Dari gambaran proses implementasi sistem keuangan yang dipakai di Kementerian Keuangan khususnya Direktorat Jenderal Perbendaharaan setelah penerapan Undang-Undang Keuangan Negara nomor 17 tahun 2003 dan Undang-Undang Perbendaharaan Negara nomor 1 tahun 2004, terlihat bahwa tingkat otomatisasi aplikasi yang digunakan dengan core business KPPN selaku Kuasa Bendahara Umum Negara makin fully automated dan online sehingga menimbulkan pertanyaan yang mendasar, akan menjadi apakah KPPN di masa depan atau bagaimanakah sistem yang diterapkan di masa depan.

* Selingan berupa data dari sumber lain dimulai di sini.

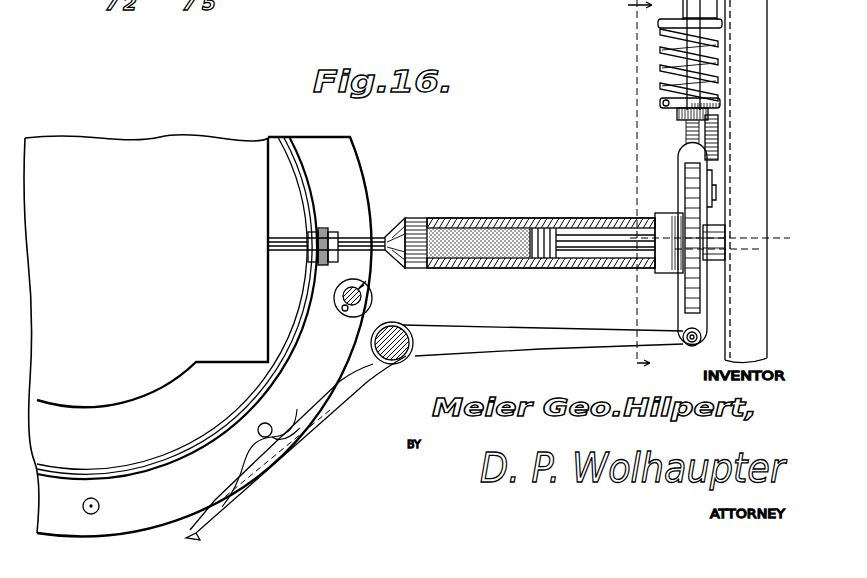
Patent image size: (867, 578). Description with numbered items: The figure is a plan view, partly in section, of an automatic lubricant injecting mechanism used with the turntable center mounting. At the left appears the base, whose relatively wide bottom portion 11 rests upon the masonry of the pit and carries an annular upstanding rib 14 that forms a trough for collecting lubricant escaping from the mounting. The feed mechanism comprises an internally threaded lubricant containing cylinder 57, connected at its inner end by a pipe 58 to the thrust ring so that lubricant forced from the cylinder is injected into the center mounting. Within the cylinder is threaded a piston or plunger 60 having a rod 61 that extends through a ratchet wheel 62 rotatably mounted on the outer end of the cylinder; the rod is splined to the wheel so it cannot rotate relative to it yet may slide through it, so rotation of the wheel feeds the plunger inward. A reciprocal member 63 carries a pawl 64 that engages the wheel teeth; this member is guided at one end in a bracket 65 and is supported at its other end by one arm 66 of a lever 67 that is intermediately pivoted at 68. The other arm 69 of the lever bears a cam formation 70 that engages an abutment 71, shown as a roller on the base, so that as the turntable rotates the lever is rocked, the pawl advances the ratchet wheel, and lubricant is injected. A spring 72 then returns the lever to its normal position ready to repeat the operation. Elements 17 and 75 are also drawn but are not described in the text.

The bottom portion 11 is at (197, 336).
The annular upstanding rib 14 is at (158, 455).
The axis line 17 is at (640, 195).
The lubricant containing cylinder 57 is at (505, 210).
The pipe 58 is at (278, 237).
The piston or plunger 60 is at (545, 218).
The rod 61 is at (580, 251).
The ratchet wheel 62 is at (691, 196).
The reciprocal member 63 is at (679, 287).
The pawl 64 is at (687, 137).
The bracket 65 is at (660, 23).
The arm 66 is at (559, 348).
The lever 67 is at (389, 377).
The pivot 68 is at (401, 328).
The arm 69 is at (282, 460).
The cam formation 70 is at (296, 425).
The abutment 71 is at (337, 310).
The spring 72 is at (665, 66).
The lower collar 75 is at (662, 102).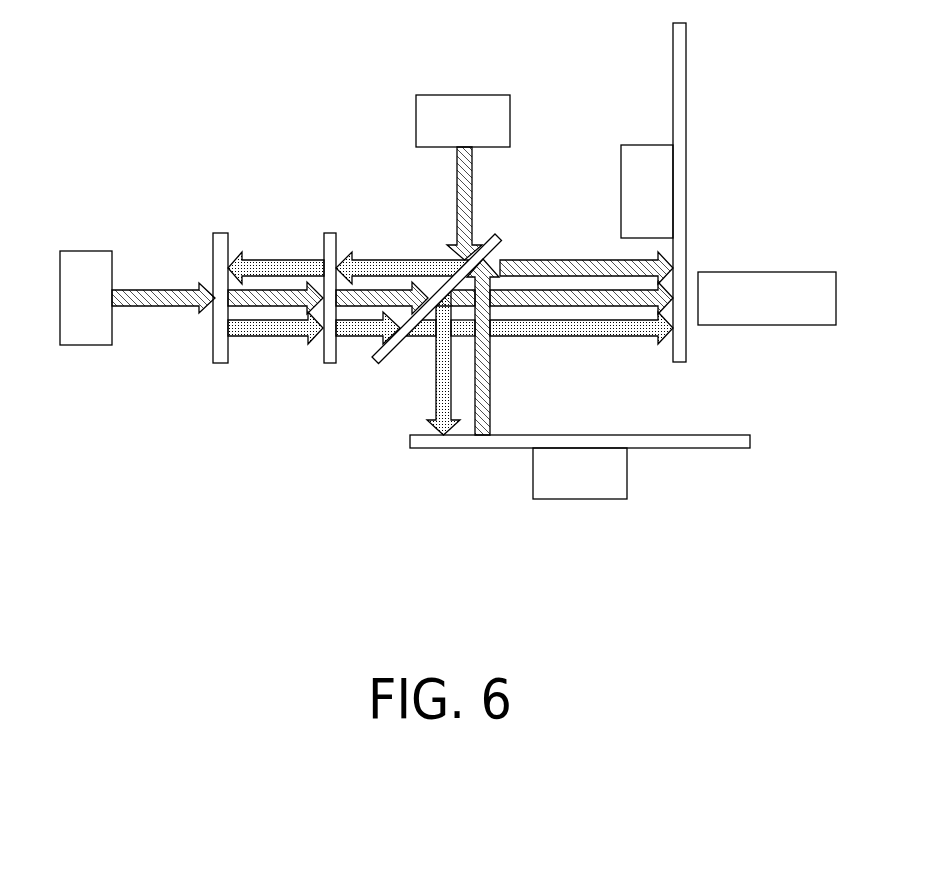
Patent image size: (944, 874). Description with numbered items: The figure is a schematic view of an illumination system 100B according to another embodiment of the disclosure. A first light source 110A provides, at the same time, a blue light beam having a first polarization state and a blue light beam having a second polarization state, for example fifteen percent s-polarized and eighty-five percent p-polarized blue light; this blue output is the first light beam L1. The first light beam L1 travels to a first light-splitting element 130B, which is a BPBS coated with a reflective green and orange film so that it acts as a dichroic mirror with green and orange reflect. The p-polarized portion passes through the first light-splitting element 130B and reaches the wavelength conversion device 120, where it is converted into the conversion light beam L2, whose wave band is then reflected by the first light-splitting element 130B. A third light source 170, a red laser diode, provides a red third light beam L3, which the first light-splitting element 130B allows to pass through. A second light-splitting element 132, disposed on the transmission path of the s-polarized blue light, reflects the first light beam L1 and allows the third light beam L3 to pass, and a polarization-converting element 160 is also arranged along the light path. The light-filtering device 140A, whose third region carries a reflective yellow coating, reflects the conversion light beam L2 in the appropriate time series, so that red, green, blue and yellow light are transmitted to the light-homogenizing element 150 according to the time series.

The illumination system 100B is at (808, 619).
The first light source 110A is at (465, 110).
The wavelength conversion device 120 is at (583, 482).
The first light-splitting element 130B is at (498, 238).
The second light-splitting element 132 is at (223, 242).
The light-filtering device 140A is at (645, 160).
The light-homogenizing element 150 is at (772, 287).
The polarization-converting element 160 is at (330, 242).
The third light source 170 is at (88, 267).
The first light beam L1 is at (455, 178).
The conversion light beam L2 is at (492, 372).
The third light beam L3 is at (155, 304).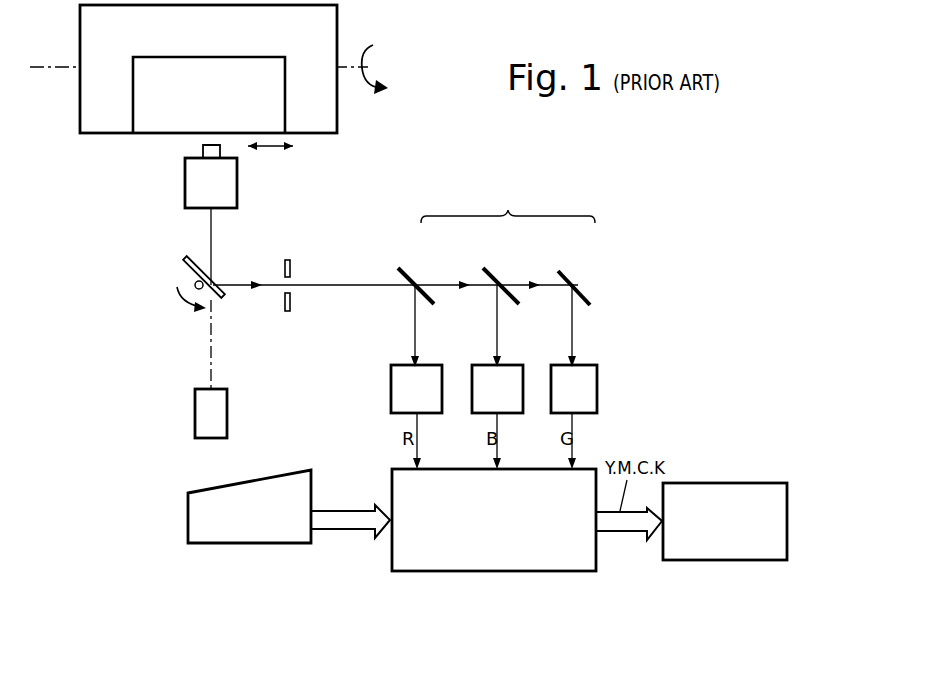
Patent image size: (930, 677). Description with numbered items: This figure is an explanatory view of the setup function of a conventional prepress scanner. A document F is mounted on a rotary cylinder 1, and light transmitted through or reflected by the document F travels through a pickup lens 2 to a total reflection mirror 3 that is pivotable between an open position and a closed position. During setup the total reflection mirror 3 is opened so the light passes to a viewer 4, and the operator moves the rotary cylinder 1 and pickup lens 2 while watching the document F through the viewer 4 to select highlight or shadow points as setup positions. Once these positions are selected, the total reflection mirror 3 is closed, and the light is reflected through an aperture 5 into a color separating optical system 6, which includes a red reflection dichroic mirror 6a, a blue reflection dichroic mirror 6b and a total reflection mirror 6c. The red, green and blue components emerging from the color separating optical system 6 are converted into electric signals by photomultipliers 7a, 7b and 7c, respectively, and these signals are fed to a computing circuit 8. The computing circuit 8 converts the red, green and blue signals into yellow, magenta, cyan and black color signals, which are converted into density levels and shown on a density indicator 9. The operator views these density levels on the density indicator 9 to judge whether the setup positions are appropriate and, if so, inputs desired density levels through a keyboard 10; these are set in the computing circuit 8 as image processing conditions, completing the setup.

Pertama, kita harus melihat bahwa secara tugas dan fungsi apabila otomatisasi di level KPPN sudah bisa maksimal (katakanlah mendekati 100%) dan satuan kerja sudah bisa bekerja secara online tanpa harus hadir di KPPN, maka akankah masih diperlukan keberadaan KPPN sebagai Kuasa Bendahara Umum Negara di daerah untuk melaksanakan proses penyelesaian tagihan negara/pencairan dana sedangkan proses clerical seperti itu sebenarnya dapat digabungkan di satu atau beberapa KPPN saja sehingga pengurangan KPPN sebagai unit vertikal di daerah akan sangat berkurang sekali perannya.
Kedua, adanya perubahan tugas dan fungsi KPPN apabila ada keinginan untuk tetap mempertahankan keberadaan KPPN sebagai unit vertikal Kementerian Keuangan di daerah. Untuk opsi kedua ini tentunya para petinggi Kementerian Keuangan diharapkan bisa menerapkan opsi yang sesuai dengan tujuan keberadaan KPPN, yaitu sebagai Kuasa Bendahara Umum Negara.
Terlepas apa pilihan Kementerian Keuangan untuk menetapkan keberadaan tugas dan fungsi KPPN di masa depan, tentunya dinamika globalisasi yang terutama bidang IT (Information Technology) tidak bisa dikesampingkan sebagai salah satu faktor yang akan menjadi pertimbangan untuk merubah bentuk dan format organisasi Kementerian Keuangan.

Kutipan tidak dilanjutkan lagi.